Il primo a commentare le occupazioni di oggi è stato il presidente dell’Anfols - Associazione Nazionale Fondazioni Lirico Sinfoniche - Cristiano Chiarot che in una nota ha scritto di intravedere «in questa contestazione non una vena polemica nei confronti dei Sovrintendenti, ma una autentica preoccupazione per il futuro di tutto il comparto. Spetta al legislatore adoperarsi per definire quelle norme che possano salvaguardare il futuro di quello straordinario patrimonio identitario che sono le Fondazioni Lirico Sinfoniche.

L’attenzione che proprio in queste ore viene rivolta alla scrittura di un 'Codice dello Spettacolò ci rende fiduciosi che il Parlamento si stia ponendo seriamente il tema del futuro delle Fondazioni e dei suoi lavoratori». Sebbene ci fosse preoccupazione tra i lavoratori, da ogni occupazione è emersa comunque la volontà di costruire al più presto un dialogo con le istituzioni.
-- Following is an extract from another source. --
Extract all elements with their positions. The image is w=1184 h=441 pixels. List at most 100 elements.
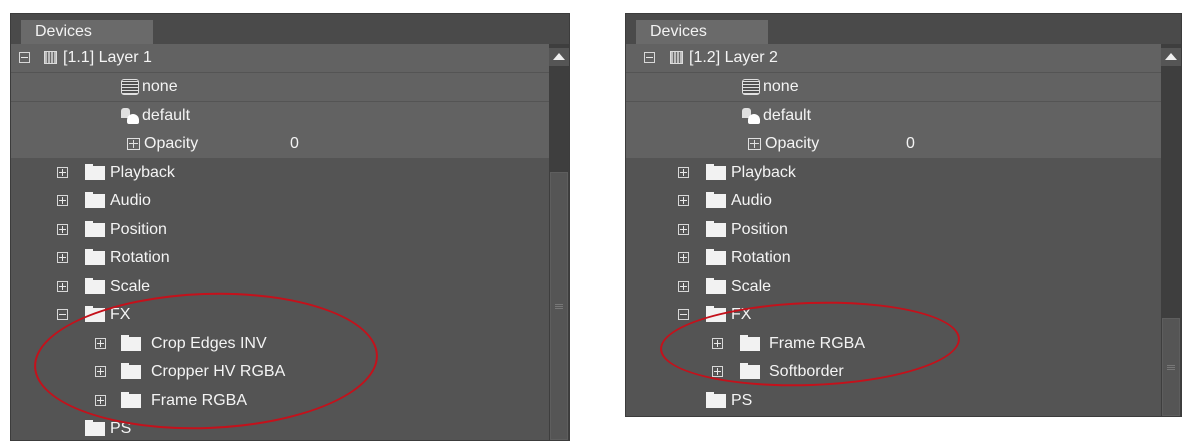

«E' stata un’adesione unitaria e anche i sovrintendenti hanno dato appoggio ai lavoratori. Attendiamo di capire cosa succederà con il Codice dello Spettacolo. Speriamo si faccia, perché i tempi sono lunghi e il testo deve passare ancora da Camera e Senato», ha detto all’ANSA Emanuela Bizi, segretaria nazionale Slc Cgil. Comunque oggi in nessuna delle fondazioni si è palesata l’idea di azioni più incisive come lo sciopero, anche perché, precisa Bizi, «lo sciopero per i lavoratori dei teatri lirici è l’ultima ratio: si rischia di allontanare il pubblico. Però i lavoratori hanno già pagato troppo e la legge sullo spettacolo dal vivo va fatta bene. Intanto i teatri continueranno a fare azioni che tengano alta l’attenzione su questi temi, sempre cercando di coinvolgere il pubblico». Bizi ribadisce la necessità «di una riforma vera dello spettacolo dal vivo, senza separare le fondazioni dal resto del comparto della musica. Le 14 fondazioni italiane non coprono neppure tutto il territorio nazionale, e il timore è che si voglia ridurne ancora il numero. Se si spengono i teatri è inutile anche avere tanti conservatori. E molti dei nostri artisti già vanno all’estero».